A filled plastic bottle can also be used as a blunt instrument which causes just as much danger and injury as a glassing. This was seen in a riotous incident which took place during a National Football League game in Cleveland, Ohio in 2001 where plastic beer bottles thrown by angry fans became blunt missiles, and which was known as the "Bottlegate" game. The incident effectively ended any further serious marketing of mass-market beer in plastic bottles.

Alcoholic drinks can be served in tempered glasses instead of traditional glassware, which results in a broken glass breaking into safer chunks unable to be weaponized, but is more costly to purchase for bars and pubs.

== Tempered glass as policy response ==

===Australia===
At least three states in Australia are addressing glassing incidents by introducing regulations for liquor-licensed venues:

- New South Wales introduced many restrictions in 2008, including the removal of glass after midnight for high-risk venues.

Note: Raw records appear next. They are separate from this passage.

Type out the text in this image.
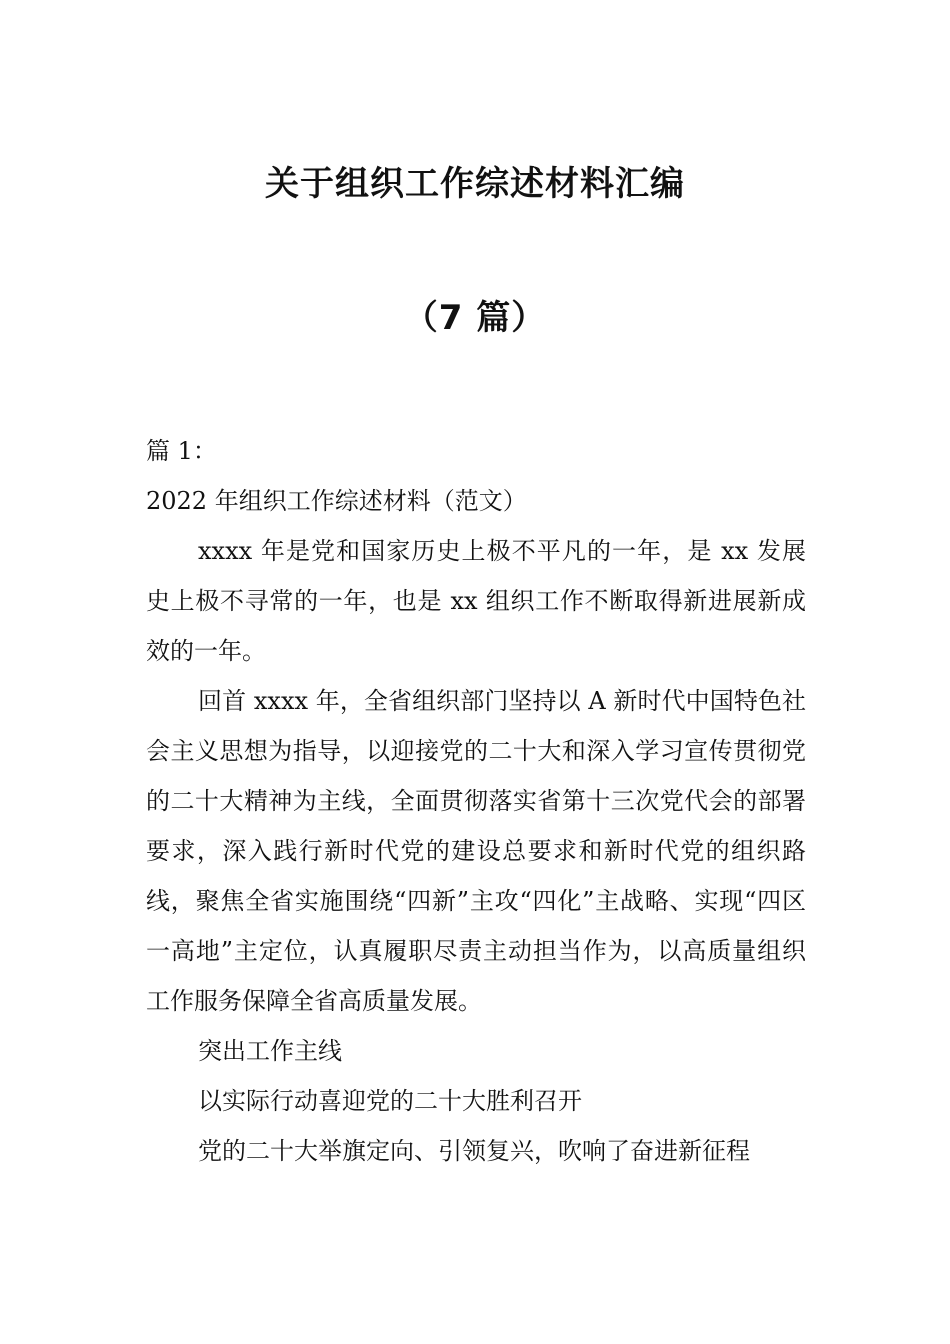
关于组织工作综述材料汇编
（7 篇）

篇 1：

2022 年组织工作综述材料（范文）

xxxx 年是党和国家历史上极不平凡的一年，是 xx 发展史上极不寻常的一年，也是 xx 组织工作不断取得新进展新成效的一年。

回首 xxxx 年，全省组织部门坚持以 A 新时代中国特色社会主义思想为指导，以迎接党的二十大和深入学习宣传贯彻党的二十大精神为主线，全面贯彻落实省第十三次党代会的部署要求，深入践行新时代党的建设总要求和新时代党的组织路线，聚焦全省实施围绕“四新”主攻“四化”主战略、实现“四区一高地”主定位，认真履职尽责主动担当作为，以高质量组织工作服务保障全省高质量发展。

突出工作主线

以实际行动喜迎党的二十大胜利召开

党的二十大举旗定向、引领复兴，吹响了奋进新征程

This has resulted in a significant reduction in the number of glassings.

- In 2011, the government of Western Australia made recommendations to the state hospitality industry on the use of tempered glass in hotels in response to glassing violence. The state government and the Australian Hotels Association created a self-regulatory program on the rollout of tempered glass in pubs, with most hotels and bars expected to change over to tempered beer glasses in six to 12 months. Royal Perth Hospital's head of plastic surgery Mark Duncan-Smith described it as an important step in protecting the public.

- In Queensland, in response to continuing glassing incidents despite limited glass bans, state Liquor Licensing Minister Paul Lucas predicted in 2011 that almost all Queensland pubs and clubs would be (standard) glass-free in 10 years.

=== United Kingdom ===
In 2000, following a series of glassing attacks in Manchester, Greater Manchester Police and the Manchester Evening News launched a campaign Safe Glass Safe City promoting the use of toughened glass in pubs and clubs to prevent such attacks.